しかし、彼女は今までも、強い意志と行動力で戦ってきたように、

戦いつづけるであろう。彼女はもう一人ではないのだ。






SKYPE

 いや~、マジで凄い尊敬するよ。ついに手に入れたね、おめでとう。

自分の事のように嬉しいよ、やったな!いきなりスペイン人かよ、どんだけだつうの。  

 

 あ~でも寂しさはあるな。

同志だと思ってたのにな~。裏切られた!つう気持ちもあるぞ。


「ありがとう、私もこんなことになるなんて予想もできなかったよ、

だってさ、私、韓国人好きじゃん、まさかスペイン人だもん、自分でもビックリしてる。

 別に、そんな好きじゃなかったんだよね、顔も好みじゃないしさ、

でも、私の事を思ってくれてるって伝わってくんのよ。

 なんかさ~、一緒にいて楽っていうか、一緒にいたいと思うんだよね。

私、スペイン語、全くわかんないじゃない。

 英語もさ、私も彼もそこまで上手くないし、言葉が通じてないことも、多いんだけどさ。

こんな、気持ちになるなんて不思議だよ」

 ふーん、ロマンチックな話ですな~。

でも、まあ、ね~、距離が遠すぎるだろ。
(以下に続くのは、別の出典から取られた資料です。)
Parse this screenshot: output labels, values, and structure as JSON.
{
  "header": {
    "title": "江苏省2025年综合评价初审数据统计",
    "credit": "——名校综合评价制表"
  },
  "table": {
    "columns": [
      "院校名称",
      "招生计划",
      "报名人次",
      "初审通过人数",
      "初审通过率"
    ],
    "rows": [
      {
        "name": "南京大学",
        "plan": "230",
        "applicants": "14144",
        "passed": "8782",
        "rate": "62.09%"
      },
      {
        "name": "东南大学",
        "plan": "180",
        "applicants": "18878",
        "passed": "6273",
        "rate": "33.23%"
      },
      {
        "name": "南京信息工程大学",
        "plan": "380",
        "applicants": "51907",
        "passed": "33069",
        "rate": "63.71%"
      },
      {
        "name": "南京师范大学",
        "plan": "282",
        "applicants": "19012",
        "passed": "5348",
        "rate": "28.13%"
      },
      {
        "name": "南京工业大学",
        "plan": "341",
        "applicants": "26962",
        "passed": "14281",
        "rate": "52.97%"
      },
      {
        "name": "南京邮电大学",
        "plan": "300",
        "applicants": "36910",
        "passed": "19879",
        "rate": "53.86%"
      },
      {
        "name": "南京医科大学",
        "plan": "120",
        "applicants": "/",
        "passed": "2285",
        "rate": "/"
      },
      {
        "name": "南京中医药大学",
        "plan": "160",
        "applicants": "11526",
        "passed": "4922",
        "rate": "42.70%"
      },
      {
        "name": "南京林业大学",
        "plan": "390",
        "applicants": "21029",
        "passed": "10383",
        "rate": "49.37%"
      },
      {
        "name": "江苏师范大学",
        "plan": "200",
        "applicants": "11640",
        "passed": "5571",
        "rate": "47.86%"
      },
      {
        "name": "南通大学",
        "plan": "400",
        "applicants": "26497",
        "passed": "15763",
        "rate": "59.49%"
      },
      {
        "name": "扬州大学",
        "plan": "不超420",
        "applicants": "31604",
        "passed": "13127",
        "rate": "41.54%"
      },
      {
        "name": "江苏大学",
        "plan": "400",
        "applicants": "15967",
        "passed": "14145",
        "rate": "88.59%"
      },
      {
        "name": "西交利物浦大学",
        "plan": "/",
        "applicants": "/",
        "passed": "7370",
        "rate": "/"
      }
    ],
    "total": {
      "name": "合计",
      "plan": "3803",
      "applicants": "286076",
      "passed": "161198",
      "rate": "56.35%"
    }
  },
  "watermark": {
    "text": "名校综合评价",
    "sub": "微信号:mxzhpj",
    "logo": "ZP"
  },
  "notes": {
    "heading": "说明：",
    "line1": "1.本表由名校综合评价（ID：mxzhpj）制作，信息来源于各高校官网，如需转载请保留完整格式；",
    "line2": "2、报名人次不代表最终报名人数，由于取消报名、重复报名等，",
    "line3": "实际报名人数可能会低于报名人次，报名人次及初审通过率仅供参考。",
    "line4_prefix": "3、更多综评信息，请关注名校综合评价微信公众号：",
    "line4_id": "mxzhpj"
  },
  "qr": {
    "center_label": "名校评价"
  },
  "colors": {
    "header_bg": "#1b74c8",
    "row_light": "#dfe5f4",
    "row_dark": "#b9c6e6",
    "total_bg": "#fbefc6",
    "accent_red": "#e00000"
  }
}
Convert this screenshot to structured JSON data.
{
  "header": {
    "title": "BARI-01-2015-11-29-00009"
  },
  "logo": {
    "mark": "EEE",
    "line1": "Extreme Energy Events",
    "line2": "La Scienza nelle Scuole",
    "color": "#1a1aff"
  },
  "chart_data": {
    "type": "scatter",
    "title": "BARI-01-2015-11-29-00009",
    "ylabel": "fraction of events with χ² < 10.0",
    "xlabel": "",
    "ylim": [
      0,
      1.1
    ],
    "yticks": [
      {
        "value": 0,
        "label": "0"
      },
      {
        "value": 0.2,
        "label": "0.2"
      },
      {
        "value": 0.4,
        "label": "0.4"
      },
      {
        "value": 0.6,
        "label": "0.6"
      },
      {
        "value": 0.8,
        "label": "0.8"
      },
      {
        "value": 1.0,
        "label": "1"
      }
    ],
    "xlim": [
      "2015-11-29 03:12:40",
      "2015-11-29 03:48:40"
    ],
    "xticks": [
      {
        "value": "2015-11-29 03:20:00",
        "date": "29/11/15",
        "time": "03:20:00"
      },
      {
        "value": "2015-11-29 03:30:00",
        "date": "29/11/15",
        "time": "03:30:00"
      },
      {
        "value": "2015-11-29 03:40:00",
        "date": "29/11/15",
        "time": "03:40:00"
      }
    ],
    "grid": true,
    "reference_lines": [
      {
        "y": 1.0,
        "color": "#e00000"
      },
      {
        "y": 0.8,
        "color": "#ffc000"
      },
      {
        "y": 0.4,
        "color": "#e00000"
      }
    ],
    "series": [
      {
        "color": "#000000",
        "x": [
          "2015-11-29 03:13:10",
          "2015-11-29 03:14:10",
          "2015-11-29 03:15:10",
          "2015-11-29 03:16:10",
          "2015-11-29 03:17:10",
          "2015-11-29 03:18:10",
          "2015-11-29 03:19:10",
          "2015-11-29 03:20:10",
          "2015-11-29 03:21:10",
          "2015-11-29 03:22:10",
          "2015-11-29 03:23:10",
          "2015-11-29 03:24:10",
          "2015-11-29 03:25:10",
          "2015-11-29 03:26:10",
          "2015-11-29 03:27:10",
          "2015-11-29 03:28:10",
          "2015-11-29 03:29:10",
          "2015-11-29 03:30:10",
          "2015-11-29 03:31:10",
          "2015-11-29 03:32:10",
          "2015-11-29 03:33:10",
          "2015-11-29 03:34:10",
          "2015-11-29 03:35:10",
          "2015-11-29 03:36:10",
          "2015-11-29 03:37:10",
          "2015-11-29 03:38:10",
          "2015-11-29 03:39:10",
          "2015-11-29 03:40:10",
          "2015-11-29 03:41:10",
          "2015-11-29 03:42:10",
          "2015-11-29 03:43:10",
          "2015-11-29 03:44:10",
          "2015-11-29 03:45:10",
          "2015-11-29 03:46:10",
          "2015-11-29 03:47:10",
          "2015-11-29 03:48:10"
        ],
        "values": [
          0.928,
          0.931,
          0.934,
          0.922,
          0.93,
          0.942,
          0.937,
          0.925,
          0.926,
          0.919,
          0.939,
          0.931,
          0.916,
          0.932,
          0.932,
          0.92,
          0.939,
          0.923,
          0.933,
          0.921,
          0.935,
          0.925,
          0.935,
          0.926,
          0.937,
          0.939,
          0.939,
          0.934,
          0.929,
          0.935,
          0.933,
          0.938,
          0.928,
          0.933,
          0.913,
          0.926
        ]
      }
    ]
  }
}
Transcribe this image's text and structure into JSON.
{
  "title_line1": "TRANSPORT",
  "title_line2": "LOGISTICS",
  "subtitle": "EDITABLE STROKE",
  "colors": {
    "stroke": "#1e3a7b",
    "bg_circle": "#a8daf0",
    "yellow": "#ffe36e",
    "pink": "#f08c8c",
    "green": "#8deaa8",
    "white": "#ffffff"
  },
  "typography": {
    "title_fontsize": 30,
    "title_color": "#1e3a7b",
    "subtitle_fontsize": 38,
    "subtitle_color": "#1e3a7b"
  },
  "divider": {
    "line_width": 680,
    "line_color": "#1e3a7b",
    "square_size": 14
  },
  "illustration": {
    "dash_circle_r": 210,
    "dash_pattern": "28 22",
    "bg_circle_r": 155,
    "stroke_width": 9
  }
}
直ぐに、別れるんじゃないの?


「あんた、本当に分かってないね!

別れること考えたって仕方ないでしょ、今、楽しいし、この時間が長く続く為に努力するだけよ」

「だいたいあんた、いつも、相手に嫌われるとか、迷惑になるんじゃないかって、一歩引いてるでしょ。この前の長崎だってさ。」

 その話はいいじゃん、長崎は止めてよ。もう、いいの、あれは、俺の中で自己完結しました。


「そんなこと言って、思いっきり引きずってんじゃないの。

だから、あんたは駄目だっての、いい、私の彼氏はガンガンきたよ。私が彼に興味ないって、彼、知ってたと思う。それでもガンガンよ。

相手に嫌われたっていいじゃない、自分から行かないと、相手に自分の事、

分かってもらえる訳ないじゃん」

 

 あ・・・・はい。

それは、そうだけど、変に距離詰めて、相手に負荷かけたりするよりも、

友達つうか、このままでも楽しいし、いいかなって。


「違うじゃん、あんた!そういう器用なタイプじゃないでしょ!

思いっきり傷ついてんじゃん。だいたい、あんたはいつまでも昔の事をひきずってさ~」

「あ!彼氏がオンラインになった。あれ、仕事、早く終わったのかな、あ、チャットきた。

ヤッター、久々に喋れる」

 

久々って?


「うん?三日ぶりかな。あ、ま、そんな感じ、今度、iPodで分からない事、聞きたいから、また、連絡するね。

 そうそう、変な女ばっか、あんたに寄ってくるから、気をつけるのよ。相手に合わせないで、しっかりやんなさいよ。 

 それから、これからは攻めなさい。

女は、特に攻めに弱いわけじゃないけど、あんたは顔も性格もよくないんだから、攻めないと始まらないわよ、んじゃね。」


俺は、女戦士より攻めの心を学んだ。